Egli critica i leader per approfondire la disuguaglianza mondiale

L'organizzazione internazionale di Amnesty ha criticato i leader mondiali e i titani corporativi per la creazione di profitti e potere di fronte alle persone e aver “betrayato le loro promesse di una diffusa guarigione globale dalla pandemia coronarica. Nel rapporto annuale, pubblicato il 29 marzo, questa organizzazione dei diritti umani ha accusato i leader politici e [...]
Nella relazione annuale, pubblicata il 29 marzo, questa organizzazione per i diritti umani ha accusato i leader politici e commerciali di <x0 malpractice” di estrarre il mondo dalla pandemia, complicando la situazione con il loro full “revenge” per affrontare un numero crescente di conflitti e invece di produrre semi per la seguente “to scale” .
“Lider dietro il leader ha promesso di costruire una vita migliore, per affrontare le profonde disuguaglianze che hanno esacerbato l'influenza della pandemica”, ha detto Agnès Callamard, segretario generale Amnesty International.
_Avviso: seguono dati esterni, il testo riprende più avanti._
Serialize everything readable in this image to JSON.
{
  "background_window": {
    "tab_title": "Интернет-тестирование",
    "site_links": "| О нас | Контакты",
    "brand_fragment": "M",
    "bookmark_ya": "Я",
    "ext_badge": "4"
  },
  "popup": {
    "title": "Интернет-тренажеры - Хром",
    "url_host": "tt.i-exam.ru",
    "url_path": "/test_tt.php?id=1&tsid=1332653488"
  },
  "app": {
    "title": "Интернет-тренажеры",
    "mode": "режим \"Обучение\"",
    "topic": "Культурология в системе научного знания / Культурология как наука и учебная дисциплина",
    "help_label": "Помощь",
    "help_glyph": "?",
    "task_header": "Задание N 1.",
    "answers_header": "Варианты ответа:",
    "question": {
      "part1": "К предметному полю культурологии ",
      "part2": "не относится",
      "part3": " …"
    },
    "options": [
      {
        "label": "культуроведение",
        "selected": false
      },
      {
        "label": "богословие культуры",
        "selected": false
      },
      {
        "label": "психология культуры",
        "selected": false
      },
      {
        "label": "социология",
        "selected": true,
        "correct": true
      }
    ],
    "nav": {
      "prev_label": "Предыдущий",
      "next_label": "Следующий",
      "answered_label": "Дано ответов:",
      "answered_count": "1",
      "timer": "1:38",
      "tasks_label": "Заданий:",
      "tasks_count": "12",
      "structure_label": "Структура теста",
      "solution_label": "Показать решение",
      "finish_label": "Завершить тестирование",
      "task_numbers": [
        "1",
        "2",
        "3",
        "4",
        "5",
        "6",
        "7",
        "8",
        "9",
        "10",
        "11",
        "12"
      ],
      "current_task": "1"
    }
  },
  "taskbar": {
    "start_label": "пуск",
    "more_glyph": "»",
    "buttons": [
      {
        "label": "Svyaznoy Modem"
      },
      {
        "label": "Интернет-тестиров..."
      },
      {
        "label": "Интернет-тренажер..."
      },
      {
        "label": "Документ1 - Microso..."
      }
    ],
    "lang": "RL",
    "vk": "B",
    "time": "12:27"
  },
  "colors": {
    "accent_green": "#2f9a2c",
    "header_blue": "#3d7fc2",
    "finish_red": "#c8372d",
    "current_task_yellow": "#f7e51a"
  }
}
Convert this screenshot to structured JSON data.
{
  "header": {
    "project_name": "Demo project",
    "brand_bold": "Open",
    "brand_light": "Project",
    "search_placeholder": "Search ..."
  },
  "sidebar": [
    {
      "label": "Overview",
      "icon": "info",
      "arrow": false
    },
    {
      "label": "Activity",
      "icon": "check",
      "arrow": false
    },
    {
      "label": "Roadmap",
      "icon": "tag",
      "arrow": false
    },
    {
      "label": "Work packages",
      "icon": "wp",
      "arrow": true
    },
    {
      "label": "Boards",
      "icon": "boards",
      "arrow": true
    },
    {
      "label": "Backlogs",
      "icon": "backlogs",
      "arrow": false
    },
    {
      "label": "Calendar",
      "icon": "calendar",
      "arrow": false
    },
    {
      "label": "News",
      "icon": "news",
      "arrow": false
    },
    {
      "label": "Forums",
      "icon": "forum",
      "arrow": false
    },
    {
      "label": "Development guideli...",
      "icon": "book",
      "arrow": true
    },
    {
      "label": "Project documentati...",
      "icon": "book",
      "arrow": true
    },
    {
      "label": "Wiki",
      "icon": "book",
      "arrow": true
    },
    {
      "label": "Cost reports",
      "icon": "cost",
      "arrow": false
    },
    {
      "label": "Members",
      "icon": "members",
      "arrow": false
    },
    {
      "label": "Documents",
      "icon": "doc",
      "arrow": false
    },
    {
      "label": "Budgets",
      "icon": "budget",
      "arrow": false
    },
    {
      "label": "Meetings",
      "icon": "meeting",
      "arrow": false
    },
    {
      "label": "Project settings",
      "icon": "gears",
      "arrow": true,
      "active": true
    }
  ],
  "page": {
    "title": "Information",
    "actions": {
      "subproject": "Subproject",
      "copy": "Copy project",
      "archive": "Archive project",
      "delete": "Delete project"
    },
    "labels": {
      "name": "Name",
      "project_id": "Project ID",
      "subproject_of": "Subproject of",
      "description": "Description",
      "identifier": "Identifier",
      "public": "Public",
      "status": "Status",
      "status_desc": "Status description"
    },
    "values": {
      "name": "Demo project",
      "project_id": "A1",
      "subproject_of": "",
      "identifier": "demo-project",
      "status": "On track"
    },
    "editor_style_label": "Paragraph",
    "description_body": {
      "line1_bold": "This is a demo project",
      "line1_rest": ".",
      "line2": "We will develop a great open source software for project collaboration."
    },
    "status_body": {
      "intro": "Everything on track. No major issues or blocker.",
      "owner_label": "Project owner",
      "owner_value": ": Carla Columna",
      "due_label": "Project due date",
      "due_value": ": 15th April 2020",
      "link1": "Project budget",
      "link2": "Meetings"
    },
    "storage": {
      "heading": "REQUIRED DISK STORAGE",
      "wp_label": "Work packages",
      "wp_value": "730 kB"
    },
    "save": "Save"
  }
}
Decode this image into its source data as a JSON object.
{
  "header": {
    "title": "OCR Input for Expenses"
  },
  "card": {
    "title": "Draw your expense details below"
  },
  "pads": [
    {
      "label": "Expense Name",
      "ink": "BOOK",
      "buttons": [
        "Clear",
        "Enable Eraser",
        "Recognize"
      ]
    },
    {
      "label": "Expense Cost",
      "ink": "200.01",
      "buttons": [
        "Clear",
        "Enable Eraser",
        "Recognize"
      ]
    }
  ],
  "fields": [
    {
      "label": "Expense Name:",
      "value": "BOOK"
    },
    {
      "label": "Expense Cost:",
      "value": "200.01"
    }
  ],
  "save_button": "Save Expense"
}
Invece, hanno presentato una tragica favola di tradimento e avidità insieme ai titani aziendali. Mentre questo ha avuto luogo in tutto il mondo, gli effetti sono stati più dannosi per le comunità emarginate, compresi quelli trovati sulla prima linea di povertà cosmica
Amnesty ha detto che Distribuzione rapida dei vaccini Contro gli stati falliti e ricchi di COVID-19, compresi quelli dell'Unione europea, il Regno Unito e gli Stati Uniti “hanno fornito più dosi di quanto necessiti, chiudendo gli occhi come grandi aziende farmaceutiche poste profitti di fronte alle persone
Amensty ha avuto la possibilità di avere un cambiamento radicale per un mondo più uguale.
“Tuttavia, hanno perso questa opportunità, tornando a politiche e pratiche che promuovono un'ulteriore disuguaglianza. I membri degli stati ricchi pubblicamente hanno dato promesse, ma privatamente respinte loro Ä ̧x1>, Callamard ha detto da AI.
Questo gruppo di diritti umani ha detto che il fallimento di una risposta globale alla pandemia ha contribuito a creare condizioni per un maggiore conflitto e una maggiore ingiustizia, citando la paralisi creata al Consiglio di Sicurezza delle Nazioni Unite, che, secondo l'IA, non ha funzionato sulle atrocità in Myanmar, per violazioni dei diritti umani in Afghanistan, e per crimini di guerra in Siria.
“In poche ingiustizie c'erano risposte internazionali, in pochi casi c'era giustizia e responsabilita'...
Invece, il conflitto si espanse. Nel tempo, le sue influenze si deteriorarono. Il numero di intrusi è aumentato. Sono iniziati nuovi conflitti. Nuove armi provate. Il numero di morti e feriti è aumentato. La vita e' stata consegnata. La stabilità globale è arrivata alla soglia dell'abisso.
Amnesty ha anche sottolineato che nel 2021 c'era una pressione sulle voci indipendenti e critiche, poiché i governi usavano una vasta gamma di strumenti e tattiche
Il rapporto menziona anche l'applicazione della tecnologia per il riconoscimento facciale in Russia per arrestare i manifestanti pacifici come esempio di come i governi utilizzano la tecnologia per sopprimere le voci critiche. Nel frattempo, in paesi come Cina e Iran, l'accesso a Internet è stato vietato in modo che le persone non potessero pubblicare informazioni sulla depressione.
Invece di creare spazio per discussioni e dibattiti che erano necessari per affrontare le sfide del 2021, molti stati raddoppiarono gli sforzi per sopprimere le voci critiche
Nonostante le promesse del contrario, in quasi ogni decisione, i leader e le corporazioni hanno scelto il percorso non transformativo, scegliendo di approfondire piuttosto che combattere le disuguaglianze sistematiche dopo la pandemia. Tuttavia, le persone in tutto il mondo hanno chiarito che vogliono un mondo più giusto basato sui diritti umani, ha aggiunto.